Project on the use of indoor inspection data in the drinking water sector: research, survey and interviews show potential for deep learning and autoencoders.
The aim of the project was to determine the utilisation potential of internal inspection data in the drinking water sector. To this end, research was carried out into existing systems for analysing inspection data. In addition, an online survey was conducted, as well as in-depth interviews with water supply companies that agreed to participate in the survey. An exemplary evaluation process for video procedures was also implemented.
The focus of the research was on identifying both commercially available products and R&D applications that are used to analyse video data from sewer inspections in the wastewater sector. There are commercial products, but they are all cloud solutions and therefore require the inspection data to be uploaded to the cloud of the respective provider. What all applications have in common is that they are not only able to recognise damage, but also to classify it.

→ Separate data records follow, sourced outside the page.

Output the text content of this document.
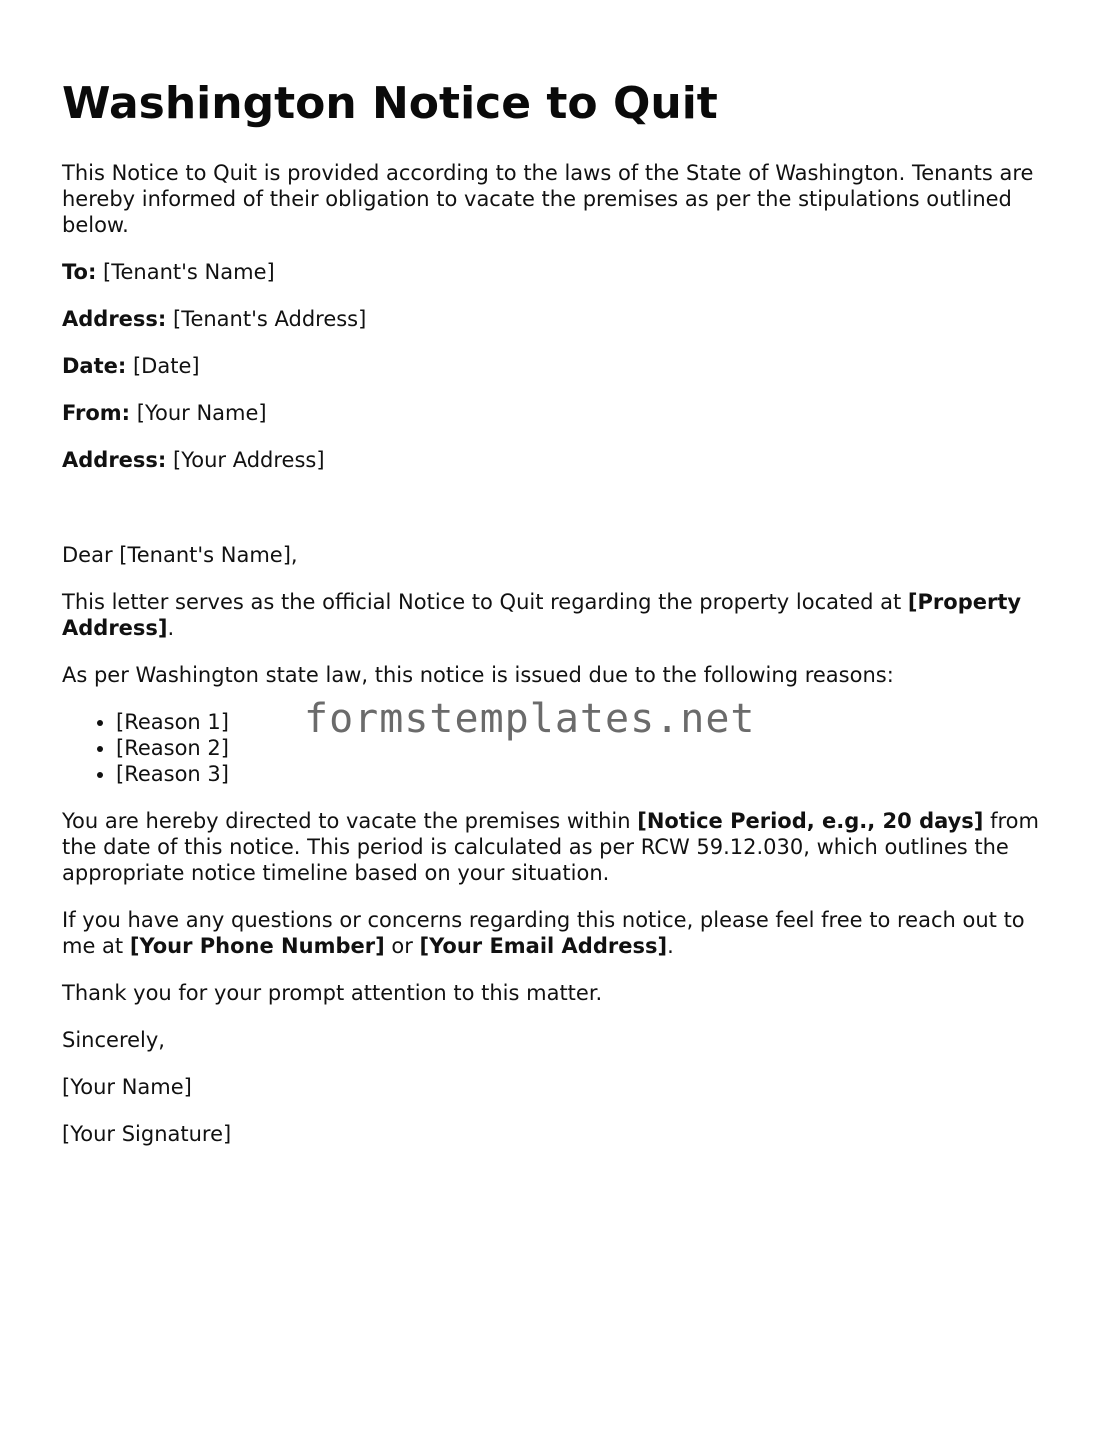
Washington Notice to Quit

This Notice to Quit is provided according to the laws of the State of Washington. Tenants are hereby informed of their obligation to vacate the premises as per the stipulations outlined below.

To: [Tenant's Name]
Address: [Tenant's Address]
Date: [Date]
From: [Your Name]
Address: [Your Address]

Dear [Tenant's Name],

This letter serves as the official Notice to Quit regarding the property located at [Property Address].

As per Washington state law, this notice is issued due to the following reasons:

• [Reason 1]
• [Reason 2]
• [Reason 3]

You are hereby directed to vacate the premises within [Notice Period, e.g., 20 days] from the date of this notice. This period is calculated as per RCW 59.12.030, which outlines the appropriate notice timeline based on your situation.

If you have any questions or concerns regarding this notice, please feel free to reach out to me at [Your Phone Number] or [Your Email Address].

Thank you for your prompt attention to this matter.

Sincerely,

[Your Name]

[Your Signature]

formstemplates.net
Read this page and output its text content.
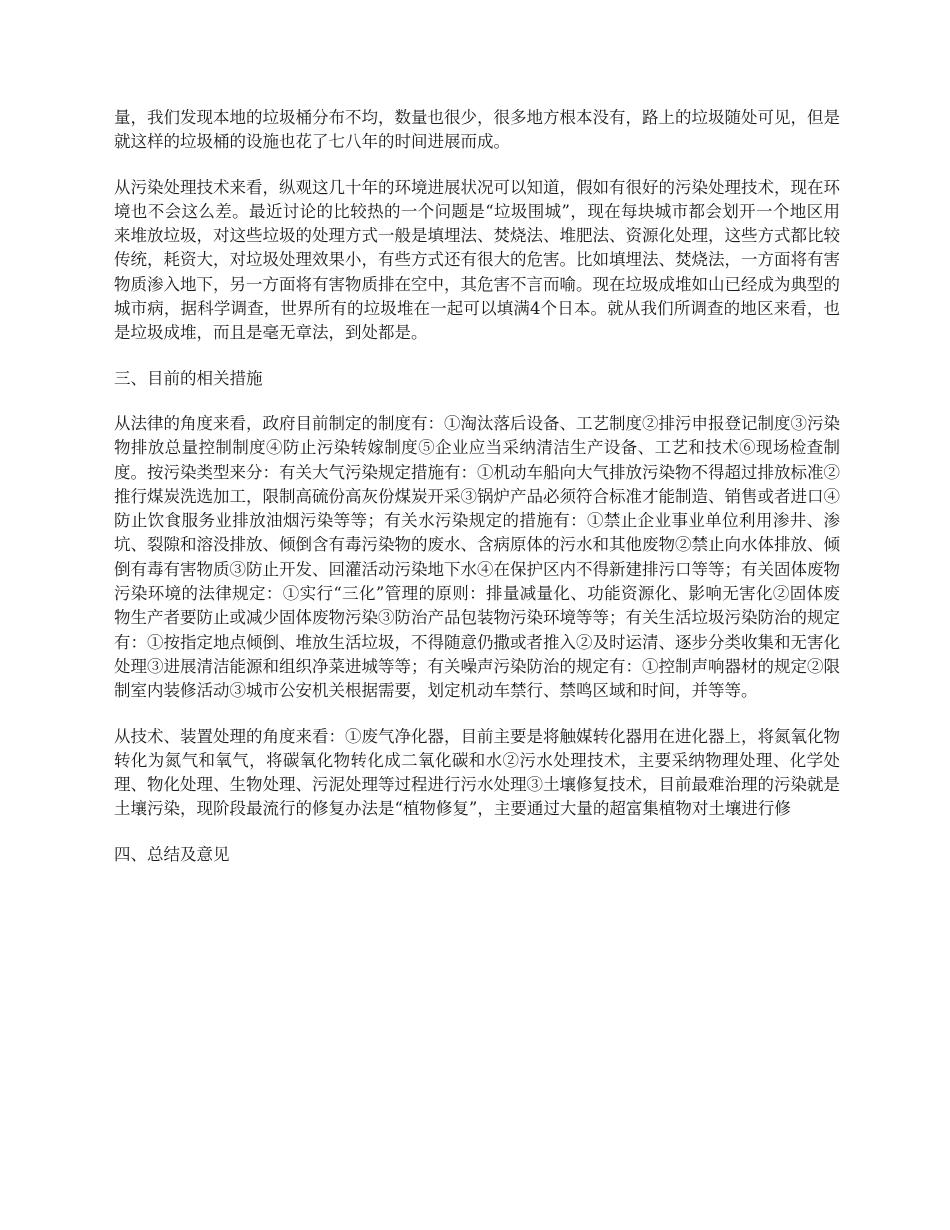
量，我们发现本地的垃圾桶分布不均，数量也很少，很多地方根本没有，路上的垃圾随处可见，但是就这样的垃圾桶的设施也花了七八年的时间进展而成。

从污染处理技术来看，纵观这几十年的环境进展状况可以知道，假如有很好的污染处理技术，现在环境也不会这么差。最近讨论的比较热的一个问题是“垃圾围城”，现在每块城市都会划开一个地区用来堆放垃圾，对这些垃圾的处理方式一般是填埋法、焚烧法、堆肥法、资源化处理，这些方式都比较传统，耗资大，对垃圾处理效果小，有些方式还有很大的危害。比如填埋法、焚烧法，一方面将有害物质渗入地下，另一方面将有害物质排在空中，其危害不言而喻。现在垃圾成堆如山已经成为典型的城市病，据科学调查，世界所有的垃圾堆在一起可以填满4个日本。就从我们所调查的地区来看，也是垃圾成堆，而且是毫无章法，到处都是。

三、目前的相关措施

从法律的角度来看，政府目前制定的制度有：①淘汰落后设备、工艺制度②排污申报登记制度③污染物排放总量控制制度④防止污染转嫁制度⑤企业应当采纳清洁生产设备、工艺和技术⑥现场检查制度。按污染类型来分：有关大气污染规定措施有：①机动车船向大气排放污染物不得超过排放标准②推行煤炭洗选加工，限制高硫份高灰份煤炭开采③锅炉产品必须符合标准才能制造、销售或者进口④防止饮食服务业排放油烟污染等等；有关水污染规定的措施有：①禁止企业事业单位利用渗井、渗坑、裂隙和溶没排放、倾倒含有毒污染物的废水、含病原体的污水和其他废物②禁止向水体排放、倾倒有毒有害物质③防止开发、回灌活动污染地下水④在保护区内不得新建排污口等等；有关固体废物污染环境的法律规定：①实行“三化”管理的原则：排量减量化、功能资源化、影响无害化②固体废物生产者要防止或减少固体废物污染③防治产品包装物污染环境等等；有关生活垃圾污染防治的规定有：①按指定地点倾倒、堆放生活垃圾，不得随意仍撒或者推入②及时运清、逐步分类收集和无害化处理③进展清洁能源和组织净菜进城等等；有关噪声污染防治的规定有：①控制声响器材的规定②限制室内装修活动③城市公安机关根据需要，划定机动车禁行、禁鸣区域和时间，并等等。

从技术、装置处理的角度来看：①废气净化器，目前主要是将触媒转化器用在进化器上，将氮氧化物转化为氮气和氧气，将碳氧化物转化成二氧化碳和水②污水处理技术，主要采纳物理处理、化学处理、物化处理、生物处理、污泥处理等过程进行污水处理③土壤修复技术，目前最难治理的污染就是土壤污染，现阶段最流行的修复办法是“植物修复”，主要通过大量的超富集植物对土壤进行修

四、总结及意见
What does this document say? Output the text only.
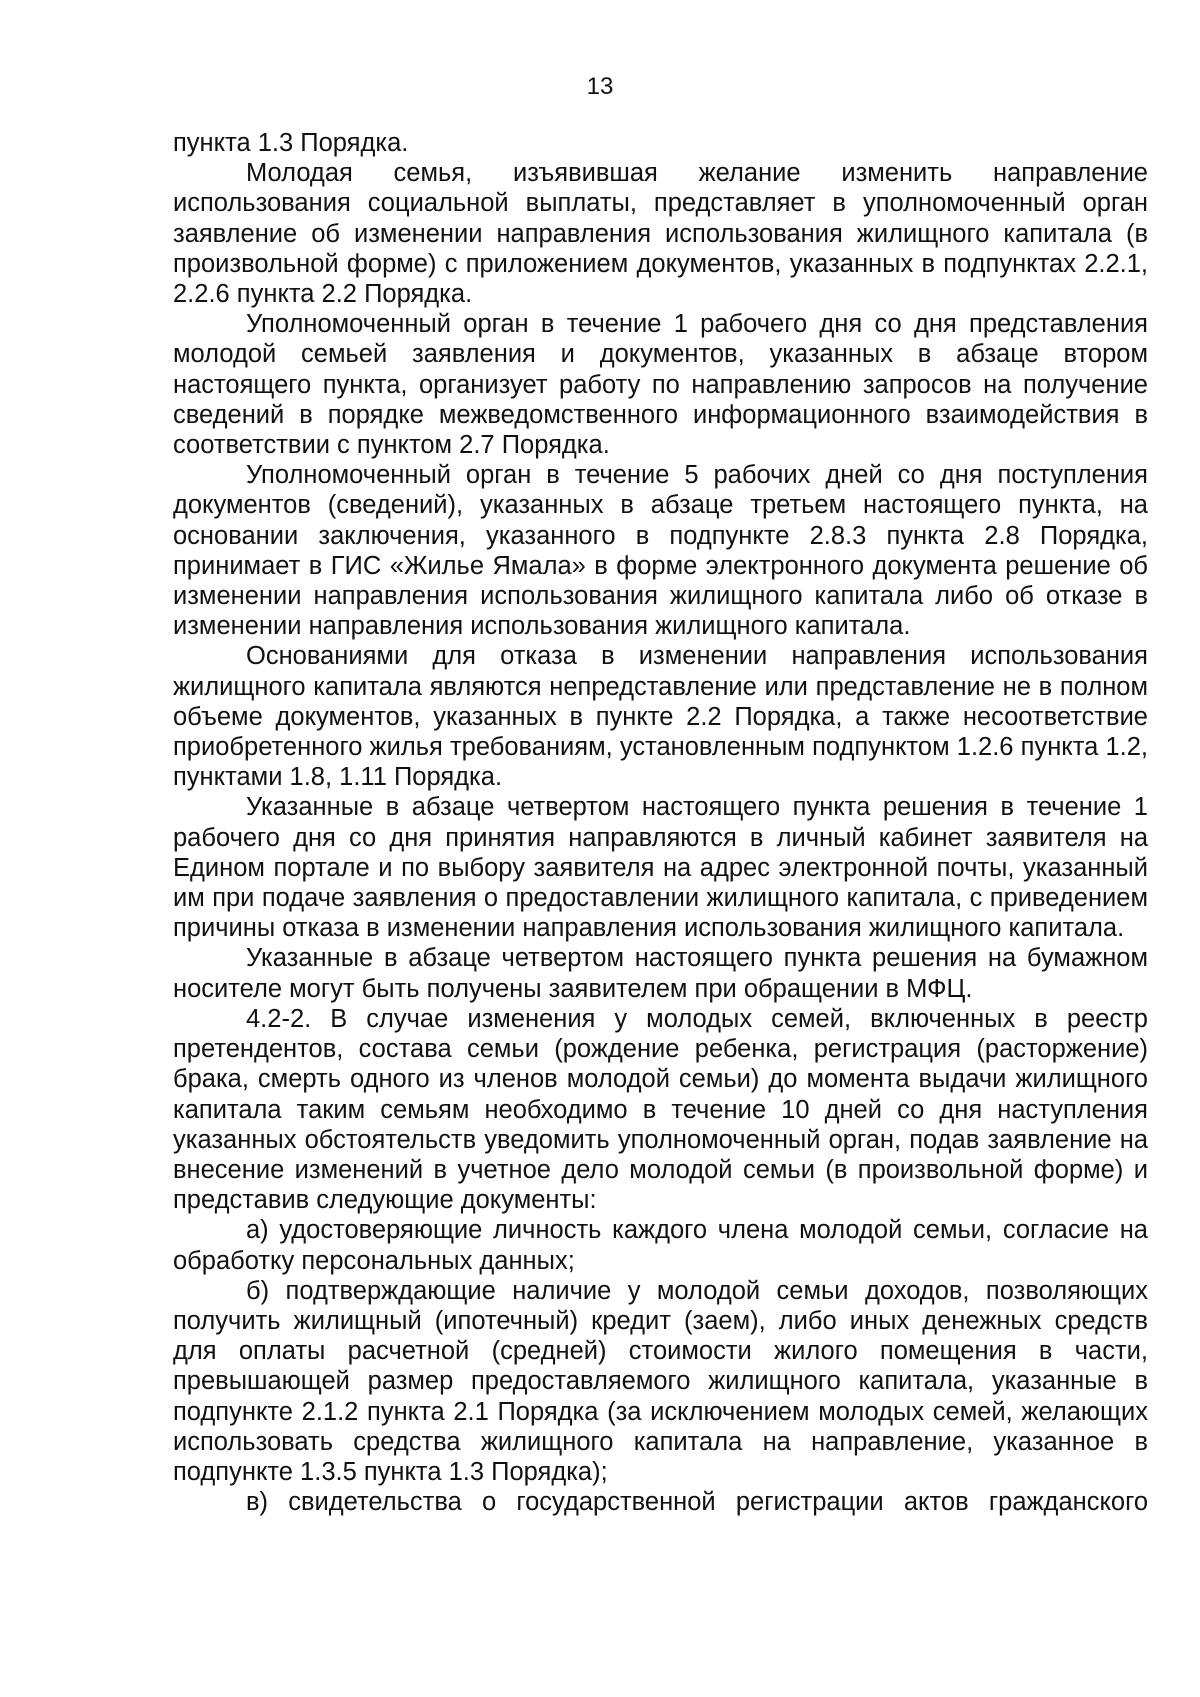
13

пункта 1.3 Порядка.

Молодая семья, изъявившая желание изменить направление использования социальной выплаты, представляет в уполномоченный орган заявление об изменении направления использования жилищного капитала (в произвольной форме) с приложением документов, указанных в подпунктах 2.2.1, 2.2.6 пункта 2.2 Порядка.

Уполномоченный орган в течение 1 рабочего дня со дня представления молодой семьей заявления и документов, указанных в абзаце втором настоящего пункта, организует работу по направлению запросов на получение сведений в порядке межведомственного информационного взаимодействия в соответствии с пунктом 2.7 Порядка.

Уполномоченный орган в течение 5 рабочих дней со дня поступления документов (сведений), указанных в абзаце третьем настоящего пункта, на основании заключения, указанного в подпункте 2.8.3 пункта 2.8 Порядка, принимает в ГИС «Жилье Ямала» в форме электронного документа решение об изменении направления использования жилищного капитала либо об отказе в изменении направления использования жилищного капитала.

Основаниями для отказа в изменении направления использования жилищного капитала являются непредставление или представление не в полном объеме документов, указанных в пункте 2.2 Порядка, а также несоответствие приобретенного жилья требованиям, установленным подпунктом 1.2.6 пункта 1.2, пунктами 1.8, 1.11 Порядка.

Указанные в абзаце четвертом настоящего пункта решения в течение 1 рабочего дня со дня принятия направляются в личный кабинет заявителя на Едином портале и по выбору заявителя на адрес электронной почты, указанный им при подаче заявления о предоставлении жилищного капитала, с приведением причины отказа в изменении направления использования жилищного капитала.

Указанные в абзаце четвертом настоящего пункта решения на бумажном носителе могут быть получены заявителем при обращении в МФЦ.

4.2-2. В случае изменения у молодых семей, включенных в реестр претендентов, состава семьи (рождение ребенка, регистрация (расторжение) брака, смерть одного из членов молодой семьи) до момента выдачи жилищного капитала таким семьям необходимо в течение 10 дней со дня наступления указанных обстоятельств уведомить уполномоченный орган, подав заявление на внесение изменений в учетное дело молодой семьи (в произвольной форме) и представив следующие документы:

а) удостоверяющие личность каждого члена молодой семьи, согласие на обработку персональных данных;

б) подтверждающие наличие у молодой семьи доходов, позволяющих получить жилищный (ипотечный) кредит (заем), либо иных денежных средств для оплаты расчетной (средней) стоимости жилого помещения в части, превышающей размер предоставляемого жилищного капитала, указанные в подпункте 2.1.2 пункта 2.1 Порядка (за исключением молодых семей, желающих использовать средства жилищного капитала на направление, указанное в подпункте 1.3.5 пункта 1.3 Порядка);

в) свидетельства о государственной регистрации актов гражданского
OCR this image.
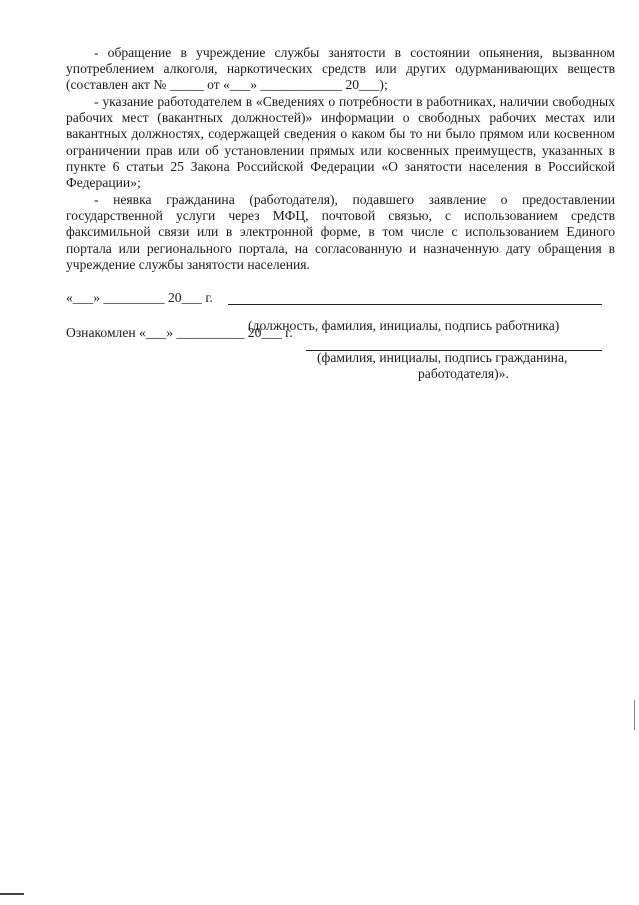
- обращение в учреждение службы занятости в состоянии опьянения, вызванном употреблением алкоголя, наркотических средств или других одурманивающих веществ (составлен акт № _____ от «___» ____________ 20___);

- указание работодателем в «Сведениях о потребности в работниках, наличии свободных рабочих мест (вакантных должностей)» информации о свободных рабочих местах или вакантных должностях, содержащей сведения о каком бы то ни было прямом или косвенном ограничении прав или об установлении прямых или косвенных преимуществ, указанных в пункте 6 статьи 25 Закона Российской Федерации «О занятости населения в Российской Федерации»;

- неявка гражданина (работодателя), подавшего заявление о предоставлении государственной услуги через МФЦ, почтовой связью, с использованием средств факсимильной связи или в электронной форме, в том числе с использованием Единого портала или регионального портала, на согласованную и назначенную дату обращения в учреждение службы занятости населения.

«___» _________ 20___ г.
(должность, фамилия, инициалы, подпись работника)
Ознакомлен «___» __________ 20___ г.
(фамилия, инициалы, подпись гражданина,
работодателя)».
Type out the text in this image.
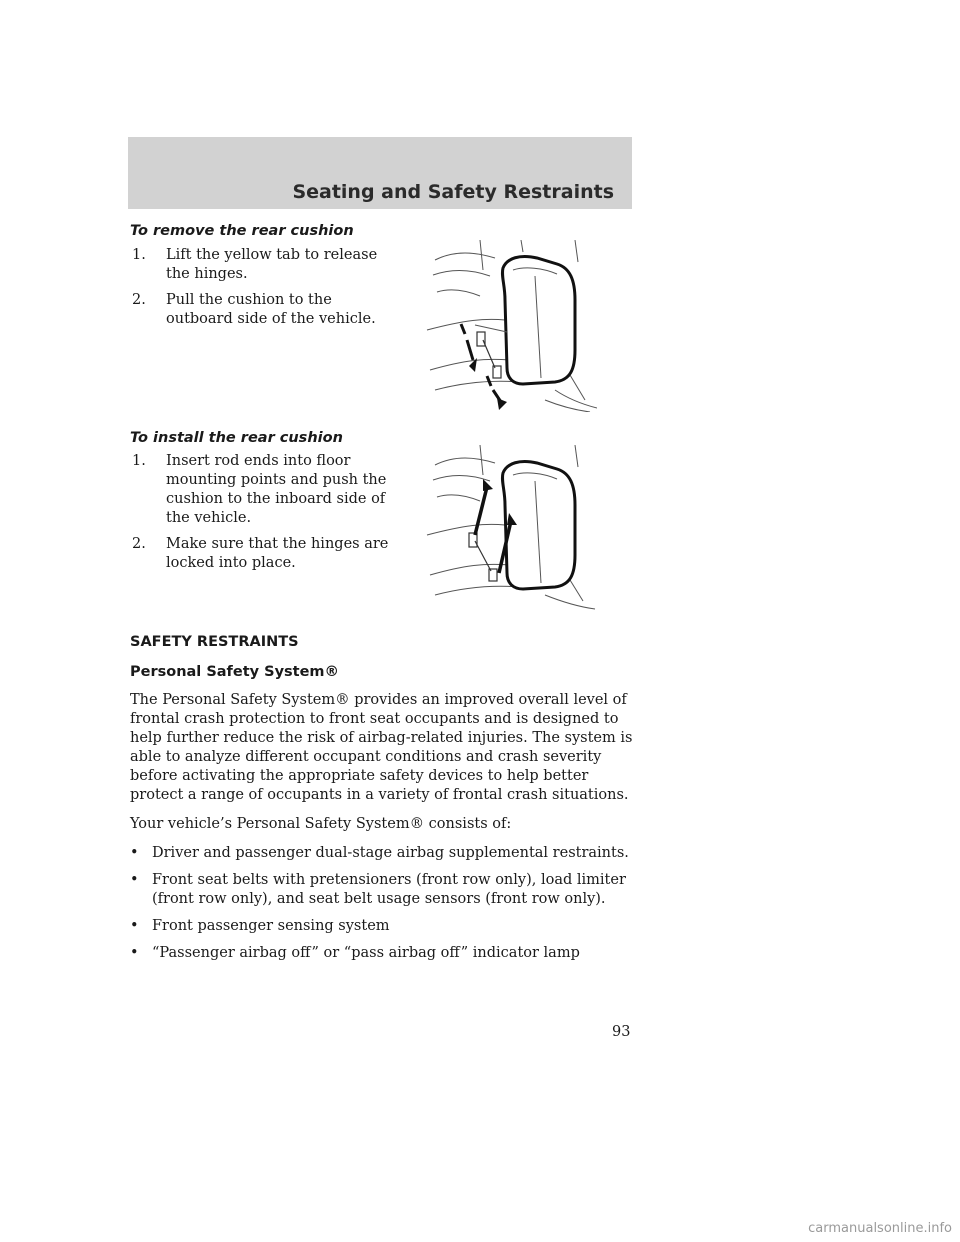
Seating and Safety Restraints
To remove the rear cushion
1. Lift the yellow tab to release the hinges.
2. Pull the cushion to the outboard side of the vehicle.
To install the rear cushion
1. Insert rod ends into floor mounting points and push the cushion to the inboard side of the vehicle.
2. Make sure that the hinges are locked into place.
SAFETY RESTRAINTS
Personal Safety System®

The Personal Safety System® provides an improved overall level of frontal crash protection to front seat occupants and is designed to help further reduce the risk of airbag-related injuries. The system is able to analyze different occupant conditions and crash severity before activating the appropriate safety devices to help better protect a range of occupants in a variety of frontal crash situations.

Your vehicle’s Personal Safety System® consists of:

• Driver and passenger dual-stage airbag supplemental restraints.
• Front seat belts with pretensioners (front row only), load limiter (front row only), and seat belt usage sensors (front row only).
• Front passenger sensing system
• “Passenger airbag off” or “pass airbag off” indicator lamp
93
carmanualsonline.info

Transferring such a classification method to the drinking water sector is technically possible, but requires fine-tuning of a deep learning classifier with video data specific to drinking water.
Important prerequisites for this are the creation of a standardised evaluation catalogue and rules for annotating video data. The complexity is greater in the drinking water sector than in the wastewater sector, as pipes can be empty, partially filled or completely filled with water.
More material classes are used in drinking water than in wastewater and water chemical processes lead to an even higher, material-specific variance (due to incrustations, deposits, biofilm). This is exacerbated by reflections in partially and fully filled pipes.
An online survey was conducted among 500 water supply companies, with a response rate of approx. 18 % (79 water supply companies). The majority of the participating water supply companies were medium-sized companies (approx. 50 %) and 25 % each were small and large companies; the survey was analysed according to company size. The companies are primarily interested in leak detection methods and sonic methods, followed by camera methods. Interviews were conducted with a total of 25 water supply companies. In the interviews, the topics from the online survey were explored in greater depth with detailed questions.